Character Analysis
"A: Funny about my mother. All my life, from the time I was just a little kid, I thought of her as a sad person. I mean, the way some people are tall or fat or skinny. My father always seemed the stronger one. As if he was a bright color and she was a faded color. [...] But later, when I learned the truth about our lives, I found she was still sad. But strong, too. Not faded at all. It wasn't sadness so much as fear [...]" (26.1).
Louise Farmer, Adam's mother, is very, well, motherly. Although she becomes depressed after her family's relocation, she is still tender, comforting, and incredibly sentimental. Before she was lighthearted, always laughing at her husband's jokes and making Adam eat more to bulk him up. After the relocation, this freeness turned into nervousness. She watches Adam leave and waits for him to return, always anxious if he's even a minute late (10.16).

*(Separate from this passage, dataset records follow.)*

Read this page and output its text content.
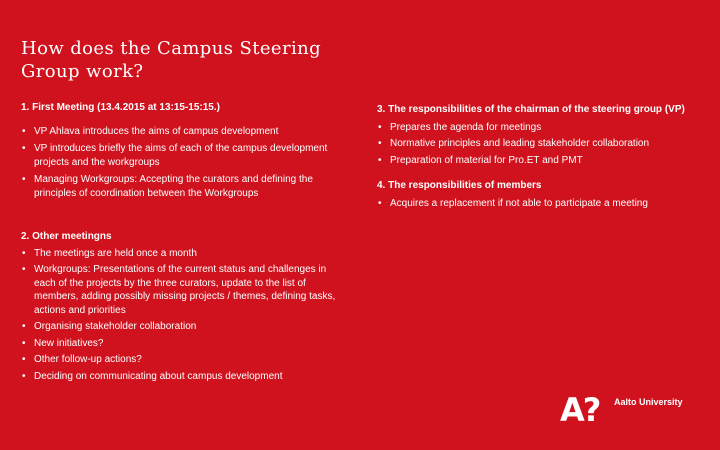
How does the Campus Steering Group work?

1. First Meeting (13.4.2015 at 13:15-15:15.)

• VP Ahlava introduces the aims of campus development
• VP introduces briefly the aims of each of the campus development projects and the workgroups
• Managing Workgroups: Accepting the curators and defining the principles of coordination between the Workgroups

2. Other meetingns

• The meetings are held once a month
• Workgroups: Presentations of the current status and challenges in each of the projects by the three curators, update to the list of members, adding possibly missing projects / themes, defining tasks, actions and priorities
• Organising stakeholder collaboration
• New initiatives?
• Other follow-up actions?
• Deciding on communicating about campus development

3. The responsibilities of the chairman of the steering group (VP)

• Prepares the agenda for meetings
• Normative principles and leading stakeholder collaboration
• Preparation of material for Pro.ET and PMT

4. The responsibilities of members

• Acquires a replacement if not able to participate a meeting
A? Aalto University
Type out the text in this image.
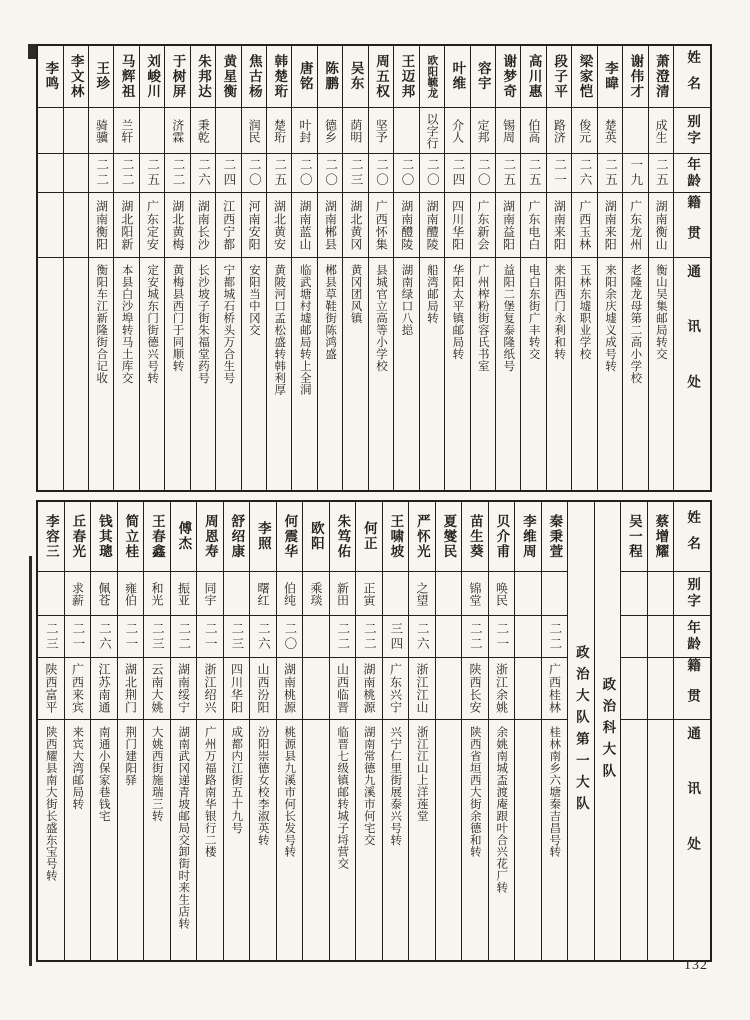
姓名
别字
年龄
籍贯
通讯处
萧澄清
成生
二五
湖南衡山
衡山吴集邮局转交
谢伟才
一九
广东龙州
老隆龙母第二高小学校
李暐
楚英
二五
湖南来阳
来阳余庆墟义成号转
梁家恺
俊元
二六
广西玉林
玉林东墟职业学校
段子平
路济
二一
湖南来阳
来阳西门永利和转
高川惠
伯高
二五
广东电白
电白东街广丰转交
谢梦奇
锡周
二五
湖南益阳
益阳二堡复泰隆纸号
容宇
定邦
二〇
广东新会
广州榨粉街容氏书室
叶维
介人
二四
四川华阳
华阳太平镇邮局转
欧阳毓龙
以字行
二〇
湖南醴陵
船湾邮局转
王迈邦
二〇
湖南醴陵
湖南绿口八搃
周五权
坚予
二〇
广西怀集
县城官立高等小学校
吴东
荫明
二三
湖北黄冈
黄冈团风镇
陈鹏
德乡
二〇
湖南郴县
郴县草鞋街陈鸿盛
唐铭
叶封
二〇
湖南蓝山
临武塘村墟邮局转上全洞
韩楚珩
楚珩
二五
湖北黄安
黄陂河口孟松盛转韩利厚
焦古杨
润民
二〇
河南安阳
安阳当中冈交
黄星衡
二四
江西宁都
宁都城石桥头万合生号
朱邦达
秉乾
二六
湖南长沙
长沙坡子街朱福堂药号
于树屏
济霖
二二
湖北黄梅
黄梅县西门于同顺转
刘峻川
二五
广东定安
定安城东门街德兴号转
马辉祖
兰轩
二二
湖北阳新
本县白沙埠转马土库交
王珍
骑骥
二二
湖南衡阳
衡阳车江新隆街合记收
李文林
李鸣
姓名
别字
年龄
籍贯
通讯处
蔡增耀
吴一程
政治科大队
政治大队第一大队
秦秉萱
二二
广西桂林
桂林南乡六塘秦吉昌号转
李维周
贝介甫
唤民
二一
浙江余姚
余姚南城盃渡庵跟叶合兴花厂转
苗生葵
锦堂
二二
陕西长安
陕西省垣西大街余德和转
夏燮民
严怀光
之望
二六
浙江江山
浙江江山上洋莲堂
王啸坡
三四
广东兴宁
兴宁仁里街展泰兴号转
何正
正寅
二二
湖南桃源
湖南常德九溪市何宅交
朱笃佑
新田
二二
山西临晋
临晋七级镇邮转城子埒营交
欧阳
乘琰
何震华
伯纯
二〇
湖南桃源
桃源县九溪市何长发号转
李照
曙红
二六
山西汾阳
汾阳崇德女校李淑英转
舒绍康
二三
四川华阳
成都内江街五十九号
周恩寿
同宇
二一
浙江绍兴
广州万福路南华银行二楼
傅杰
振亚
二二
湖南绥宁
湖南武冈递青坡邮局交卸街时来生店转
王春鑫
和光
二三
云南大姚
大姚西街施瑞三转
简立桂
雍伯
二一
湖北荆门
荆门建阳驿
钱其璁
佩苍
二六
江苏南通
南通小保家巷钱宅
丘春光
求薪
二一
广西来宾
来宾大湾邮局转
李容三
二三
陕西富平
陕西耀县南大街长盛东宝号转
132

Louise surprises us a little by being somewhat rebellious against the Witness Re-Establishment Program. She speaks negatively about Mr. Grey and shows Adam some things from their past that she had boxed up in the cellar. Perhaps this is out of fear, but it reminds us – as Adam notes in the passage above – that she is strong.
Louise serves to show us what might become of Adam if nothing changes for him. Adam very quickly picks up his mother's fears of the Never Knows and her constant paranoia. If he were to grow up living a lie, hiding from the world, this is the life he could expect.
However, things do change. Over the course of the novel we find out that Louise was killed in a car accident. Well, maybe we shouldn't call it an "accident" since it seems pretty intentional.